What might those symptoms have meant to someone in the Bronze Age, to a pagan Anglo-Saxon, or to a monk or nun caring for the sick in a C15-16thC hospital (eg including illhealth as punishment for sin, or the devil's work); in rural Galway in late 19th C Ireland my own great-grandmother would have said semi-seriously, many aches and pains were the work of the "little people".

Anonymous said...

re the 'kist' burial Skeletal remains of at least two individuals .... at Milton Keynes
from Chris Morley

You ask whether 'kist' is British English for 'cist'.
This is a spelling error in the BBC's report of this burial in Buckinghamshire, southern England, perhaps misled by the council's archaeologist.

My British dictionary (Chambers) confirms the English spelling is cist.
Kist is a Scottish variant.

Kristina Killgrove said...

Chris - Yes, in the Greco-Roman world, we have a lot of information about diseases, from symptoms to what people thought caused them to the ramifications of having a disease or losing family members to a disease. A great resource is Mirko Grmek's "Diseases in the Ancient Greek World." It's really astounding how much the Greeks knew about disease in a time before germ theory.

But aside from that, there is a great body of medical-historical literature on diseases like leprosy, tuberculosis, and syphilis that tells us what people of the time thought (for example: whom they blamed syphilis on).

I do see the point in the link you posted, though.
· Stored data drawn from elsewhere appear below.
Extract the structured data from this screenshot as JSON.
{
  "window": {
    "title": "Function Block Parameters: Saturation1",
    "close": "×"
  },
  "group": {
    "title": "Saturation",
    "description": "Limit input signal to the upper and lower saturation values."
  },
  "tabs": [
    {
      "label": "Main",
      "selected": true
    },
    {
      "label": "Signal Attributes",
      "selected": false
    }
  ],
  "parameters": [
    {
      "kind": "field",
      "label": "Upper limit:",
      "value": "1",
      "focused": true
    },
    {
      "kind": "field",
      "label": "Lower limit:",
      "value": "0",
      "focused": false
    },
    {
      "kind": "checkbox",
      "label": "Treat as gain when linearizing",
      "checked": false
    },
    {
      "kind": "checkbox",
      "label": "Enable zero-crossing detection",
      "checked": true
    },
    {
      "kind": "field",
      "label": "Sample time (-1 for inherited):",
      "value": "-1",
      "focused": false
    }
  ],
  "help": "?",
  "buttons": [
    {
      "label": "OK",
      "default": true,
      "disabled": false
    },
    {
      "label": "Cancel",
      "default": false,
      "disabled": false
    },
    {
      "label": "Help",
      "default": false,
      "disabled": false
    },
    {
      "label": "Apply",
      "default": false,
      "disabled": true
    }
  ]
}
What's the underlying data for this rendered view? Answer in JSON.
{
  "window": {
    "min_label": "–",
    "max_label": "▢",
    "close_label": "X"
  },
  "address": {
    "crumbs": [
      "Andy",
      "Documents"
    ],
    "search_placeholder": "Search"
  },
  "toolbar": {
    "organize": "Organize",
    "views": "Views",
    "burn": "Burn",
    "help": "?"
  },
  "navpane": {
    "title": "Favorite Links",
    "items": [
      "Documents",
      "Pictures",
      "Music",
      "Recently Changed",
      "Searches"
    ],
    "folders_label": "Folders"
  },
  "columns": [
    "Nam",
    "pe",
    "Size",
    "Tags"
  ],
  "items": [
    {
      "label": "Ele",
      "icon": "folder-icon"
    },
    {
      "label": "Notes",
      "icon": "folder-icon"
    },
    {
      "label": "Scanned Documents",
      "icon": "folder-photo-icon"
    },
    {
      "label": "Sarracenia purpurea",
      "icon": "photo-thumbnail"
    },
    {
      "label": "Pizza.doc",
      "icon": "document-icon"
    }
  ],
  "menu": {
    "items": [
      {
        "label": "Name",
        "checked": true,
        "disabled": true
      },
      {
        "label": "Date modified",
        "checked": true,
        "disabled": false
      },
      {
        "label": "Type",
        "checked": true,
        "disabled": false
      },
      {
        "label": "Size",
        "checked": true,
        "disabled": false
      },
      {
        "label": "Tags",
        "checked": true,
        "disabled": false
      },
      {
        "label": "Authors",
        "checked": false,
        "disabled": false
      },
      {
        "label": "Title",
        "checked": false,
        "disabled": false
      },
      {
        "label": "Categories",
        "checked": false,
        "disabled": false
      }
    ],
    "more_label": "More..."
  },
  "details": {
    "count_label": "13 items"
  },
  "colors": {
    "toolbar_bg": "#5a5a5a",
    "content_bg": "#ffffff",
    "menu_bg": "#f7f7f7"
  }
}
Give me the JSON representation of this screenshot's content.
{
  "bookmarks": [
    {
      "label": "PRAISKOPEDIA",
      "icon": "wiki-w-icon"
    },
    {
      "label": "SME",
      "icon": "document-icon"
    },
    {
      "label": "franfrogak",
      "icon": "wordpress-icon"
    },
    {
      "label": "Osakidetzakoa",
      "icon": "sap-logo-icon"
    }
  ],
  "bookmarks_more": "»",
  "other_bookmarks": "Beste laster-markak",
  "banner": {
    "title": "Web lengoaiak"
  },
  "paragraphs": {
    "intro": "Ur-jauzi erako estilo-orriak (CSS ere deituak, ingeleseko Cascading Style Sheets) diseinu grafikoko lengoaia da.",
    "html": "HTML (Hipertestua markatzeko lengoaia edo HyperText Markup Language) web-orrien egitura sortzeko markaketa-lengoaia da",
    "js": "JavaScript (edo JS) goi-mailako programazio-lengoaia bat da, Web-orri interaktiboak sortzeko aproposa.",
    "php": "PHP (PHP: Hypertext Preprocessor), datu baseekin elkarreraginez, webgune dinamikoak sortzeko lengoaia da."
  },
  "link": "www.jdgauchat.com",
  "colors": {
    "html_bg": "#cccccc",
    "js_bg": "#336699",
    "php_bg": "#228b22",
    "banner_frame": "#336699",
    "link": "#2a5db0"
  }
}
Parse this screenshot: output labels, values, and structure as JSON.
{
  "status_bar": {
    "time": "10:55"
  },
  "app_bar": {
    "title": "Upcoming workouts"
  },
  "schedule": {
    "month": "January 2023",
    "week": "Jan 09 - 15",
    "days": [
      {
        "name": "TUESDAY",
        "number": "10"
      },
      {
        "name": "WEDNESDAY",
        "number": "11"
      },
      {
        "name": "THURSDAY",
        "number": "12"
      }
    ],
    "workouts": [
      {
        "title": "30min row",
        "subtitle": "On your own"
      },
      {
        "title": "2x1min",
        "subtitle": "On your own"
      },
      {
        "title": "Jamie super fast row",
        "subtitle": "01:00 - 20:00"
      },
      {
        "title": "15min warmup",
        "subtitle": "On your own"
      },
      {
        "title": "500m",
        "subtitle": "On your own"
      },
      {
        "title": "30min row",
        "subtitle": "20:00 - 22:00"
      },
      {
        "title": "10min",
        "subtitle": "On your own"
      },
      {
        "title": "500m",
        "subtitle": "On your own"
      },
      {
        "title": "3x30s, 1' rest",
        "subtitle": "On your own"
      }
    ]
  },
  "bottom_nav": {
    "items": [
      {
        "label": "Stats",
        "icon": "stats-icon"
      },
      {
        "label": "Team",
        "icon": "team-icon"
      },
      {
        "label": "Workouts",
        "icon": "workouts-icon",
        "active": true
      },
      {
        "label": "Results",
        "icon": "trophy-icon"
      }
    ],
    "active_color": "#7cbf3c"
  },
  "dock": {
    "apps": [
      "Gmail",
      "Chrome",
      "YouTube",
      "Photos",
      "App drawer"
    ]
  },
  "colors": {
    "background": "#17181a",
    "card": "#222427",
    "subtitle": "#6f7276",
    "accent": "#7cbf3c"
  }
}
We are obsessed with medical explanations at the moment, at this idea of retro-diagnosing the ancients (an idea that I'm not always in favor of: http://www.poweredbyosteons.org/2011/12/oedipus-rex-and-plague-of-athens.html). The experience of disease is an interesting topic, and one that I'll have to look into further. I think osteology has a lot to contribute to that (e.g., studies of individuals with non-functioning legs or lost teeth who were clearly cared for by their community), and several researchers have started down that path with the idea of "social" bioarchaeology.

Jul, Life Is A Romantic Poem said...

Funny. I live near Trieste and didn't know a thing about this. Thanks for sharing!